AUTOSAR Adaptive R22-11 introduced SOME/IP-SD Multicast Subscription optimisation to reduce subscription traffic in large vehicle networks. Projects using R19-11 or earlier should be aware that each subscriber generates individual SubscribeEventgroup unicast messages — this can cause 200+ UDP packets per second on a 32-ECU network during startup.

🧠 Knowledge Check — Click each question to reveal the answer

❓ What is the purpose of the Session ID field in the SOME/IP header, and how is it used for request-response matching?

✅ The Session ID is a 16-bit counter incremented by the client for each REQUEST. The server copies the Session ID into the RESPONSE header. The client matches responses to pending requests by checking Session ID + Client ID. Without this, if two simultaneous requests to the same Method ID are in flight, the client cannot know which response belongs to which request.

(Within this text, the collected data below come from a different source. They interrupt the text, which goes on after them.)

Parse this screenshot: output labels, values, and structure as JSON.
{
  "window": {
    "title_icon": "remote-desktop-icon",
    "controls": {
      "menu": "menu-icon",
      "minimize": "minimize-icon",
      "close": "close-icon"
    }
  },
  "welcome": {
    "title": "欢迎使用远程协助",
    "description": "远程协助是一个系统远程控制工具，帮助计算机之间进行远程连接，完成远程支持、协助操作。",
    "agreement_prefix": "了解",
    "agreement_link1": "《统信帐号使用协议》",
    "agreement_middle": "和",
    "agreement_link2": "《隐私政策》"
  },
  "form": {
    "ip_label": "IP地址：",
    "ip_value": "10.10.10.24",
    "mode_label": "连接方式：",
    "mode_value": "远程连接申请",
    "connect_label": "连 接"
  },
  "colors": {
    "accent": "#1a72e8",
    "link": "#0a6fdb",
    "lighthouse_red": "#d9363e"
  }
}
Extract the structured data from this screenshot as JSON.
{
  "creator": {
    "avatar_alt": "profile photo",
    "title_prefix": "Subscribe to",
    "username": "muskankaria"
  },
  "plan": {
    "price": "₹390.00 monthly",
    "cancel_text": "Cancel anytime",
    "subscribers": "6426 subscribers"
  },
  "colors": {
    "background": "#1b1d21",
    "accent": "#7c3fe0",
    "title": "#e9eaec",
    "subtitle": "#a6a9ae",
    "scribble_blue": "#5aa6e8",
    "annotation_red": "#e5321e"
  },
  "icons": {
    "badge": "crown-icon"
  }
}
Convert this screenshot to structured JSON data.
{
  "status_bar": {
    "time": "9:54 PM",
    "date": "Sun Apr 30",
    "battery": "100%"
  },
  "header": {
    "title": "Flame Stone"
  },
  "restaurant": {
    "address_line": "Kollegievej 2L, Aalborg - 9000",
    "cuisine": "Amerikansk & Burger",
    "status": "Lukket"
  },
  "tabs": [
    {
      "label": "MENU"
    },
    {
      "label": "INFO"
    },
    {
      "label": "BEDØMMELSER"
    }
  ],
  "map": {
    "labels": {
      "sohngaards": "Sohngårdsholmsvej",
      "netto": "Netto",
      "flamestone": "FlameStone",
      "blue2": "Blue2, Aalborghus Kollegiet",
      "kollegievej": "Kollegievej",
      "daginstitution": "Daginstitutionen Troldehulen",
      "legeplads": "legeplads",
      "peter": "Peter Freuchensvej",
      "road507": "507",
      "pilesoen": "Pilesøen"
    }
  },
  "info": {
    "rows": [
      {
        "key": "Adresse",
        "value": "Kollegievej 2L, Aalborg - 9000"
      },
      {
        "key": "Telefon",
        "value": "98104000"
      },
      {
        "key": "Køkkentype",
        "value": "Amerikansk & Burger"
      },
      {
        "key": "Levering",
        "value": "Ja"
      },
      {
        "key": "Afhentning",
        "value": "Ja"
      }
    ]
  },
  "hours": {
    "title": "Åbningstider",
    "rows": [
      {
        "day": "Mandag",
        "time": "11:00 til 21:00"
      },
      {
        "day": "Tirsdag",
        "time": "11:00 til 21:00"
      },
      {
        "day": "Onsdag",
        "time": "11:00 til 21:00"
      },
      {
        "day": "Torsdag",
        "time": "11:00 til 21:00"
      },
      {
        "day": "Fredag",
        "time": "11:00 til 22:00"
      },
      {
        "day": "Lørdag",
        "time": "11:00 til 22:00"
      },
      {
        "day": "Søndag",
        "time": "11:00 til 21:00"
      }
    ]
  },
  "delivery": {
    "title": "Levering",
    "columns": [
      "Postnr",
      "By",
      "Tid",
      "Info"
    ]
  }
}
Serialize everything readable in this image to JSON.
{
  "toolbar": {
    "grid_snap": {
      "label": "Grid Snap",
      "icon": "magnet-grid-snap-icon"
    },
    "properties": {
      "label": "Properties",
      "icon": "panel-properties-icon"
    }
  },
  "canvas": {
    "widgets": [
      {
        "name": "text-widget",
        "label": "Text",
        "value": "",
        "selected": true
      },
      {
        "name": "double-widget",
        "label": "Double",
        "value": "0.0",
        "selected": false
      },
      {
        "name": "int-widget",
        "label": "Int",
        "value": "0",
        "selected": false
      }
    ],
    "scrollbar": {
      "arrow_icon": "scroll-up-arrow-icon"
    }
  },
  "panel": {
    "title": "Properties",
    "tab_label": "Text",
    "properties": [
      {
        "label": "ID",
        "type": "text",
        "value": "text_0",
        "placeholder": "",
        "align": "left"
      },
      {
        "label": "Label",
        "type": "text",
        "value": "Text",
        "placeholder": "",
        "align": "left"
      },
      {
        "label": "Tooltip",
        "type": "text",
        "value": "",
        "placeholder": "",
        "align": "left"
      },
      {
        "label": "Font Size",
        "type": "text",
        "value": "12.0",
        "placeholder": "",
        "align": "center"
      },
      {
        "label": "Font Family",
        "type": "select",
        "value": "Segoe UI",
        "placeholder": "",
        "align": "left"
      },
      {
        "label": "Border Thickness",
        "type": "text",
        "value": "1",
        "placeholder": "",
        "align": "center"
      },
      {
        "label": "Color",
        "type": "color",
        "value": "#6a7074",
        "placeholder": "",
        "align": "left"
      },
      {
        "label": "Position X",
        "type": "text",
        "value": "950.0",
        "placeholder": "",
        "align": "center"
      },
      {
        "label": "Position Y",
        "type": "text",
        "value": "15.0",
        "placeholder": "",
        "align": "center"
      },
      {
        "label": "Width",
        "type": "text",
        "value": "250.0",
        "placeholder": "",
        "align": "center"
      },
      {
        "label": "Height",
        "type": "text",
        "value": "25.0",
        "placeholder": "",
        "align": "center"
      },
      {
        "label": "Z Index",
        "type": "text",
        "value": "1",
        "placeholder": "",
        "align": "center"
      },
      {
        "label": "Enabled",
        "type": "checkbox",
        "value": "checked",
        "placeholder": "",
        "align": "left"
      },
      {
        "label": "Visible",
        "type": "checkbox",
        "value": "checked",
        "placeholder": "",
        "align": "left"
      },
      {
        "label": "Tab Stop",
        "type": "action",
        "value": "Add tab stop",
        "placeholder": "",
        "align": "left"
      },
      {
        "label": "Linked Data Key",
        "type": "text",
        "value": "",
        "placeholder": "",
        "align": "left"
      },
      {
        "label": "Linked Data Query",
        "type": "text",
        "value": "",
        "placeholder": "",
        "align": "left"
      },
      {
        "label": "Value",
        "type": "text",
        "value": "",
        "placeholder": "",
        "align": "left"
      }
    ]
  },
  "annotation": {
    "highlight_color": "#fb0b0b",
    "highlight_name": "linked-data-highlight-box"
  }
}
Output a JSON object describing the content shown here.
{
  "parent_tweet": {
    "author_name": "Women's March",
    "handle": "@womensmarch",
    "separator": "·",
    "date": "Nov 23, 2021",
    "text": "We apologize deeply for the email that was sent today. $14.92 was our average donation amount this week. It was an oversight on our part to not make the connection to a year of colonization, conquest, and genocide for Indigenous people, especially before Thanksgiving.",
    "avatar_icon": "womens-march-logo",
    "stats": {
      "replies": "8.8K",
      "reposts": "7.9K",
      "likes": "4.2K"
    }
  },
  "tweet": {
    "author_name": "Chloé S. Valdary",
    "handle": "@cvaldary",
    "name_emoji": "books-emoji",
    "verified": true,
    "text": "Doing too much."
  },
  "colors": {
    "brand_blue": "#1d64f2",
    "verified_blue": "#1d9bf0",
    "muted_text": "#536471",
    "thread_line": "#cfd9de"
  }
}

❓ A developer sees that SOME/IP OfferService messages are missing in the network trace after ECU startup. What are the likely causes?

✅ Likely causes: (1) SD not started because the ara::com Runtime is not initialised before ara::com::Runtime::GetInstance().get() is called — check startup order. (2) Wrong multicast IP or port configured in the vsomeip.json / Machine Manifest. (3) The service is in a Function Group that hasn't started yet. (4) A firewall rule in the Linux network namespace is blocking UDP multicast. Use tcpdump on the ECU to confirm whether SD packets are being sent at the kernel level.

❓ What is the difference between a SOME/IP Method and a SOME/IP Event, and when should each be used?

✅ A Method is a client-initiated request to a specific server — like a function call. The client sends REQUEST and expects RESPONSE. Use for: get/set operations, commands with return values, operations with side effects. An Event is server-initiated notification pushed to all subscribers. The client sends SubscribeEventgroup once; the server pushes NOTIFICATION messages on every update. Use for: periodic status updates, asynchronous state changes, telemetry. Events are more efficient for recurring data than repeated Method polls.